Show bike da Specialized:
lindo, mas... ; inviável
E o mercado precisa encontrar novos caminhos para estimular as vendas; vieram as fixas, as urbanas, as 29, as estradeiras...

Qual é a sua referência?

Eu, em particular, prefiro pedalar, não importa a bicicleta. Minha referência é o “pedalar” em si. Até gostaria de ter uma top de linha, mas temo roubo e prefiro evitar assalto a mão armada, o que infelizmente é comum, todos sabem. Mas minhas restrições às bicicletas muito sofisticadas não param aí. Quem já teve a experiência de estar com uma bicicleta sofisticada e ter que voltar para casa porque deu problema numa peça besta, mas muito sofisticada, que só se encontra nas bicicletarias especializadas, sabe a raiva que dá. Não passei por esta, mas já vi passarem e não foi uma ou duas vezes. 
Lembro da primeira vez que um amigo apareceu com uma bicicleta com pneus sem câmaras, uma novidade então. A bicicleta era maravilhosa, ele dizia que era mais difícil de furar o pneu, mas por ironia do destino na hora que o passeio deveria sair o bendito pneu sem câmara, sonho de boa parte dos que estavam lá, furou, murchou. E foi um baile conseguir conserta-lo.

O que você quer?
Defina o que você pretende fazer com a bicicleta. Há um modelo para cada uso.
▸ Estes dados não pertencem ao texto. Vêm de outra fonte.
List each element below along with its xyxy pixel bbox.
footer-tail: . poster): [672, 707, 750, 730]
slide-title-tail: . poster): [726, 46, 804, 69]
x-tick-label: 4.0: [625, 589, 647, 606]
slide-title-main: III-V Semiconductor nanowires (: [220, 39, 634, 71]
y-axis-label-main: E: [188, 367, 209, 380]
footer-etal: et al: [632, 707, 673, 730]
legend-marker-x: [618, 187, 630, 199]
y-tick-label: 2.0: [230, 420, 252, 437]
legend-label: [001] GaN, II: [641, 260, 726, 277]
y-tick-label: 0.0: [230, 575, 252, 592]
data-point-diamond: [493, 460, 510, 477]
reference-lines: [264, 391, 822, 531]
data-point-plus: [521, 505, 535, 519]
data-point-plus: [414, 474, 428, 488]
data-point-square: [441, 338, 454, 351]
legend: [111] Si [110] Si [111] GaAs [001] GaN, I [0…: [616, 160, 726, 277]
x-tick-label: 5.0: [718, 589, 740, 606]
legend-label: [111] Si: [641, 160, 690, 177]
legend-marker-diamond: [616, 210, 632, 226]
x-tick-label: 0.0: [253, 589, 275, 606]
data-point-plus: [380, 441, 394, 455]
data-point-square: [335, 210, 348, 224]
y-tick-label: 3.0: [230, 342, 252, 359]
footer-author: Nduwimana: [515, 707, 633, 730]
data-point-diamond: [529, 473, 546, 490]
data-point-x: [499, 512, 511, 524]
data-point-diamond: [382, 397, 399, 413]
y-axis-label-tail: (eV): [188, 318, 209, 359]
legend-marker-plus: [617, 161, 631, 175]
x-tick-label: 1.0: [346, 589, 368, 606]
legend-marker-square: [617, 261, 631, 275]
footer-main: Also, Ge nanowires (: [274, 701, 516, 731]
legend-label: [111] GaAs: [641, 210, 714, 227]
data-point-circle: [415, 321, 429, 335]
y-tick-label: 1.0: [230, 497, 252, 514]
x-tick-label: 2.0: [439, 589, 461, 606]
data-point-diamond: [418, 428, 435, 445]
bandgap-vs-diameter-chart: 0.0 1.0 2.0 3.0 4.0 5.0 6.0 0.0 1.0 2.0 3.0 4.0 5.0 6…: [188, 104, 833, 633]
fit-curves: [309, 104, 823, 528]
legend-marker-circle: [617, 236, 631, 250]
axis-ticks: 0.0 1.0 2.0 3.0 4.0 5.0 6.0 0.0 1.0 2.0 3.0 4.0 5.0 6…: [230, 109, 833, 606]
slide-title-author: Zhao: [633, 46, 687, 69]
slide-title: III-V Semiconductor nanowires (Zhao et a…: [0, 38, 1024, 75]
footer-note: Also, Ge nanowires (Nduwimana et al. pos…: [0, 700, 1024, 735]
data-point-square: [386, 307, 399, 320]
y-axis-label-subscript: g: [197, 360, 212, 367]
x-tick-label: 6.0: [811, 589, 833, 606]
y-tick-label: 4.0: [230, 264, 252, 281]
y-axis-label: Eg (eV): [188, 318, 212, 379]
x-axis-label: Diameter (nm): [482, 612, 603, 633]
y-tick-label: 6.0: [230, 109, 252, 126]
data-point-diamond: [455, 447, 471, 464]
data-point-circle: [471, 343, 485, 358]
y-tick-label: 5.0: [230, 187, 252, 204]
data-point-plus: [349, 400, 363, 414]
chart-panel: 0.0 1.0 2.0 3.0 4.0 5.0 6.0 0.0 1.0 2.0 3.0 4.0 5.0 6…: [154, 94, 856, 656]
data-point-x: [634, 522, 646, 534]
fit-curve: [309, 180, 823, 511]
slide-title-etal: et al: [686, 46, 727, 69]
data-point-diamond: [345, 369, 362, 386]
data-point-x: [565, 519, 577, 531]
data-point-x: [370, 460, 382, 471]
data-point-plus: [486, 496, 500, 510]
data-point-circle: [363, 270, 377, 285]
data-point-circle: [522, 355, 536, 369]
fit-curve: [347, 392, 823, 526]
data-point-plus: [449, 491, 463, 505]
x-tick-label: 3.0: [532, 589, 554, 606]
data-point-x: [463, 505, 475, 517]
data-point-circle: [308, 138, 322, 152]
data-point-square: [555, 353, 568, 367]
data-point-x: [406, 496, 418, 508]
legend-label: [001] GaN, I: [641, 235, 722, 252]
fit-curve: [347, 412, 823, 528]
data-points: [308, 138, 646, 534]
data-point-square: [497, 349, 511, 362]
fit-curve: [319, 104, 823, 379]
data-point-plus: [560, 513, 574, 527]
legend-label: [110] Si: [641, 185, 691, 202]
Não vale a pena comprar uma 29 baratinha com 21 marchas para fazer trilha, tanto porque ela não tem redução própria para off road quanto porque não foi projetada para aguentar o tranco. Também não faz sentido comprar uma bicicleta cara para usar como modo de transporte, ou seja, que vá ficar muito suscetível a roubos e assaltos, cada manutenção vai custar uma poupança, os pneus vão gastar muito rápido... e sua mulher vai querer te matar!

De preferência ter uma bicicleta que dê liberdade, que você não tenha que se preocupar. A partir de um preço, uns US$ 500,00 (R$ 2.000,00) as bicicletas são boas, não chamam muito atenção, vão e voltam de qualquer lugar, até em trilhas leves. Falo de ciclista comum, não de esportista de competição.
Não recomendo comprar bicicletas muito baratas porque vão dar problema, muito problema, mais que se possa imaginar. O bom para um leigo é ter uma bicicleta que rode e rode e rode sem apresentar qualquer problema.
E por favor, entenda uma coisa simples: uma coisa é a aparência outra é a função. Exemplo típico: bicicleta com suspensão dianteira e traseira para funcionar direito custa caro. As baratas são pura enganação.

Ter ou ser?
Pé de chinelo, literalmente, é aquele sujeito bem simples, pobre, para dizer sem rodeios, que vem com uma bicicleta precária e passa a mil por você pedalando com sandálias Havainas, daí o apelido. Passa por você, pelos ciclistas com bicicletas caras todo equipados, passa pelo sujeito treinado, e vai embora na maior naturalidade. Ele simplesmente pedala. Este é meu herói.
Adoro todos aqueles que tem uma bicicleta correta, bem cuidada, e vão na deles, curtindo o dia, curtindo o pedal, curtindo as companhias, curtindo a vida. Pedalam!

Não é a bicicleta, é o pedalar. É lógico que uma boa bicicleta ajuda, mas definitivamente não é tudo.